Josiah Coulthurst

Personal information
- Full name: Josiah Coulthurst
- Born: 24 December 1893 Blackburn, Lancashire
- Died: 6 January 1970 (aged 76) Lytham St Annes, Lancashire
- Batting: Left-handed
- Bowling: Left-arm fast-medium
- Role: Bowler

Domestic team information
- 1919: Lancashire

Career statistics
| Competition | First-class |
| Matches | 1 |
| Runs scored | - |
| Batting average | – |
| 100s/50s | -/- |
| Top score | - |
| Balls bowled | - |
| Wickets | - |
| Bowling average | - |
| 5 wickets in innings | - |
| 10 wickets in match | - |
| Best bowling | - |
| Catches/stumpings | -/– |

= Josiah Coulthurst =

English cricketer

Josiah "Jos" Coulthurst (24 December 1893 – 6 January 1970) was an English cricketer. He was a left-arm medium-fast bowler who played first-class cricket for Lancashire. He was born in Blackburn and died in Lytham St Annes.

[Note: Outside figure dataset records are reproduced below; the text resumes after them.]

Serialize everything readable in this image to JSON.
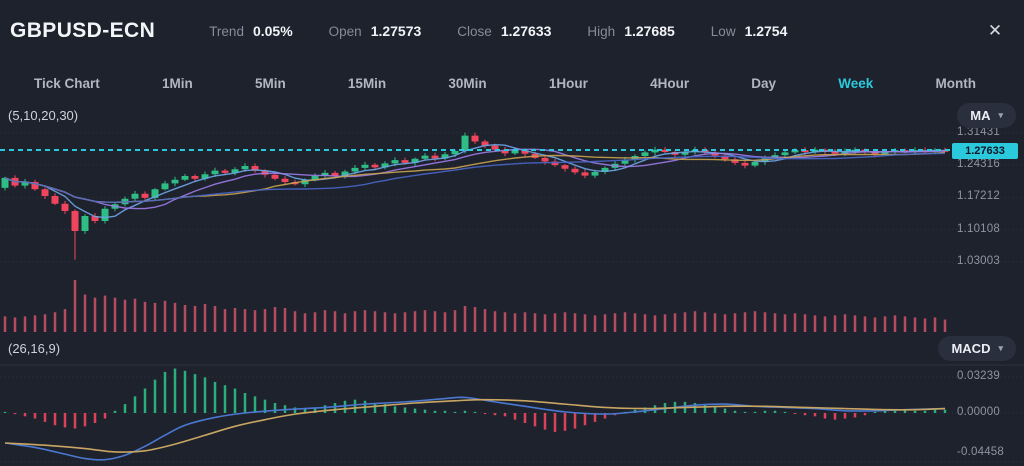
{
  "header": {
    "symbol": "GBPUSD-ECN",
    "stats": [
      {
        "label": "Trend",
        "value": "0.05%"
      },
      {
        "label": "Open",
        "value": "1.27573"
      },
      {
        "label": "Close",
        "value": "1.27633"
      },
      {
        "label": "High",
        "value": "1.27685"
      },
      {
        "label": "Low",
        "value": "1.2754"
      }
    ]
  },
  "icons": {
    "close": "✕",
    "dropdown": "▾"
  },
  "tabs": {
    "items": [
      "Tick Chart",
      "1Min",
      "5Min",
      "15Min",
      "30Min",
      "1Hour",
      "4Hour",
      "Day",
      "Week",
      "Month"
    ],
    "active": "Week"
  },
  "price_pane": {
    "params_label": "(5,10,20,30)",
    "button_label": "MA"
  },
  "macd_pane": {
    "params_label": "(26,16,9)",
    "button_label": "MACD"
  },
  "colors": {
    "background": "#1e222d",
    "accent_cyan": "#2bc9dc",
    "candle_up": "#2ebd85",
    "candle_down": "#f0455c",
    "volume_bar": "#d9566b",
    "hist_up": "#2ebd85",
    "hist_down": "#f0455c",
    "macd_line": "#4a78d1",
    "signal_line": "#c8a662",
    "ma_colors": [
      "#6ea6e8",
      "#9d7be8",
      "#c8a250",
      "#4a66c8"
    ],
    "grid": "rgba(255,255,255,0.07)"
  },
  "chart_data": {
    "type": "candlestick+volume+macd",
    "symbol": "GBPUSD-ECN",
    "timeframe": "Week",
    "summary": {
      "trend_pct": "0.05%",
      "open": 1.27573,
      "close": 1.27633,
      "high": 1.27685,
      "low": 1.2754
    },
    "price_axis": {
      "ticks": [
        {
          "text": "1.31431",
          "value": 1.31431
        },
        {
          "text": "1.24316",
          "value": 1.24316
        },
        {
          "text": "1.17212",
          "value": 1.17212
        },
        {
          "text": "1.10108",
          "value": 1.10108
        },
        {
          "text": "1.03003",
          "value": 1.03003
        }
      ],
      "last_price": {
        "text": "1.27633",
        "value": 1.27633
      }
    },
    "moving_averages": {
      "periods": [
        5,
        10,
        20,
        30
      ]
    },
    "candles": {
      "first_open": 1.193,
      "closes": [
        1.215,
        1.198,
        1.206,
        1.19,
        1.175,
        1.158,
        1.142,
        1.098,
        1.131,
        1.12,
        1.147,
        1.157,
        1.169,
        1.18,
        1.171,
        1.19,
        1.203,
        1.211,
        1.219,
        1.213,
        1.223,
        1.231,
        1.226,
        1.234,
        1.241,
        1.231,
        1.222,
        1.213,
        1.206,
        1.201,
        1.211,
        1.219,
        1.226,
        1.219,
        1.229,
        1.237,
        1.244,
        1.238,
        1.247,
        1.254,
        1.248,
        1.257,
        1.264,
        1.258,
        1.267,
        1.274,
        1.308,
        1.295,
        1.286,
        1.277,
        1.269,
        1.276,
        1.268,
        1.259,
        1.251,
        1.243,
        1.235,
        1.227,
        1.22,
        1.228,
        1.237,
        1.246,
        1.255,
        1.263,
        1.271,
        1.277,
        1.272,
        1.266,
        1.272,
        1.277,
        1.271,
        1.264,
        1.256,
        1.248,
        1.242,
        1.25,
        1.258,
        1.265,
        1.271,
        1.276,
        1.272,
        1.277,
        1.273,
        1.268,
        1.273,
        1.277,
        1.272,
        1.267,
        1.272,
        1.276,
        1.272,
        1.276,
        1.273,
        1.277,
        1.27633
      ],
      "wick_overrides": {
        "7": {
          "low": 1.035
        },
        "46": {
          "high": 1.3143
        }
      }
    },
    "volumes": [
      30,
      28,
      30,
      32,
      34,
      38,
      44,
      100,
      72,
      66,
      70,
      66,
      62,
      64,
      58,
      56,
      60,
      56,
      52,
      50,
      54,
      50,
      44,
      46,
      44,
      42,
      44,
      48,
      46,
      40,
      36,
      38,
      42,
      40,
      36,
      40,
      42,
      40,
      38,
      36,
      38,
      40,
      42,
      40,
      38,
      42,
      50,
      48,
      44,
      40,
      38,
      36,
      38,
      36,
      34,
      36,
      38,
      36,
      34,
      32,
      34,
      36,
      38,
      36,
      34,
      32,
      34,
      36,
      38,
      40,
      38,
      36,
      34,
      36,
      38,
      40,
      38,
      36,
      34,
      36,
      34,
      32,
      30,
      32,
      34,
      32,
      30,
      28,
      30,
      32,
      30,
      28,
      26,
      28,
      24
    ],
    "macd": {
      "axis_ticks": [
        {
          "text": "0.03239",
          "value": 0.03239
        },
        {
          "text": "0.00000",
          "value": 0
        },
        {
          "text": "-0.04458",
          "value": -0.04458
        }
      ],
      "histogram": [
        0.001,
        -0.001,
        -0.003,
        -0.005,
        -0.008,
        -0.011,
        -0.013,
        -0.014,
        -0.012,
        -0.009,
        -0.005,
        0.002,
        0.008,
        0.015,
        0.022,
        0.03,
        0.037,
        0.04,
        0.038,
        0.035,
        0.032,
        0.028,
        0.025,
        0.022,
        0.018,
        0.015,
        0.012,
        0.009,
        0.007,
        0.005,
        0.004,
        0.005,
        0.007,
        0.009,
        0.011,
        0.012,
        0.011,
        0.009,
        0.008,
        0.006,
        0.005,
        0.004,
        0.003,
        0.002,
        0.002,
        0.001,
        0.002,
        0.001,
        -0.001,
        -0.002,
        -0.003,
        -0.006,
        -0.009,
        -0.012,
        -0.015,
        -0.017,
        -0.016,
        -0.014,
        -0.011,
        -0.008,
        -0.005,
        -0.002,
        0.001,
        0.003,
        0.005,
        0.007,
        0.009,
        0.01,
        0.01,
        0.009,
        0.008,
        0.006,
        0.004,
        0.002,
        0.001,
        0.001,
        0.002,
        0.002,
        0.001,
        -0.001,
        -0.002,
        -0.003,
        -0.005,
        -0.006,
        -0.005,
        -0.004,
        -0.002,
        0.001,
        0.002,
        0.003,
        0.003,
        0.002,
        0.002,
        0.003,
        0.003
      ],
      "macd_line": [
        [
          0,
          -0.027
        ],
        [
          3,
          -0.031
        ],
        [
          6,
          -0.037
        ],
        [
          8,
          -0.041
        ],
        [
          10,
          -0.042
        ],
        [
          12,
          -0.038
        ],
        [
          14,
          -0.03
        ],
        [
          16,
          -0.02
        ],
        [
          18,
          -0.011
        ],
        [
          21,
          -0.004
        ],
        [
          24,
          0.0
        ],
        [
          28,
          0.003
        ],
        [
          32,
          0.005
        ],
        [
          36,
          0.008
        ],
        [
          40,
          0.01
        ],
        [
          44,
          0.013
        ],
        [
          46,
          0.014
        ],
        [
          49,
          0.01
        ],
        [
          52,
          0.006
        ],
        [
          56,
          0.001
        ],
        [
          60,
          -0.001
        ],
        [
          63,
          0.001
        ],
        [
          66,
          0.004
        ],
        [
          69,
          0.007
        ],
        [
          72,
          0.008
        ],
        [
          75,
          0.006
        ],
        [
          78,
          0.005
        ],
        [
          81,
          0.004
        ],
        [
          84,
          0.002
        ],
        [
          87,
          0.002
        ],
        [
          90,
          0.003
        ],
        [
          94,
          0.004
        ]
      ],
      "signal_line": [
        [
          0,
          -0.027
        ],
        [
          4,
          -0.029
        ],
        [
          8,
          -0.032
        ],
        [
          11,
          -0.035
        ],
        [
          14,
          -0.034
        ],
        [
          17,
          -0.028
        ],
        [
          20,
          -0.02
        ],
        [
          23,
          -0.012
        ],
        [
          26,
          -0.006
        ],
        [
          29,
          -0.001
        ],
        [
          33,
          0.003
        ],
        [
          37,
          0.006
        ],
        [
          41,
          0.009
        ],
        [
          45,
          0.011
        ],
        [
          48,
          0.012
        ],
        [
          52,
          0.011
        ],
        [
          56,
          0.008
        ],
        [
          60,
          0.005
        ],
        [
          64,
          0.004
        ],
        [
          68,
          0.005
        ],
        [
          72,
          0.006
        ],
        [
          76,
          0.006
        ],
        [
          80,
          0.005
        ],
        [
          84,
          0.004
        ],
        [
          88,
          0.003
        ],
        [
          91,
          0.003
        ],
        [
          94,
          0.004
        ]
      ]
    }
  }
}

Coulthurst made just one first-class appearance for Lancashire, against Northamptonshire in 1919. However, as a tailend batsman, he was unable to bat or bowl during the game, the second day of which was rained off. (County Championship games in the 1919 season were played over only two days, as an experiment.)

Coulthurst played Minor Counties Championship cricket between 1921 and 1922, and played in the Lancashire League between 1919 and 1928, for East Lancashire, aiding the team to appearances in the Worsley Cup finals of 1921 and 1927.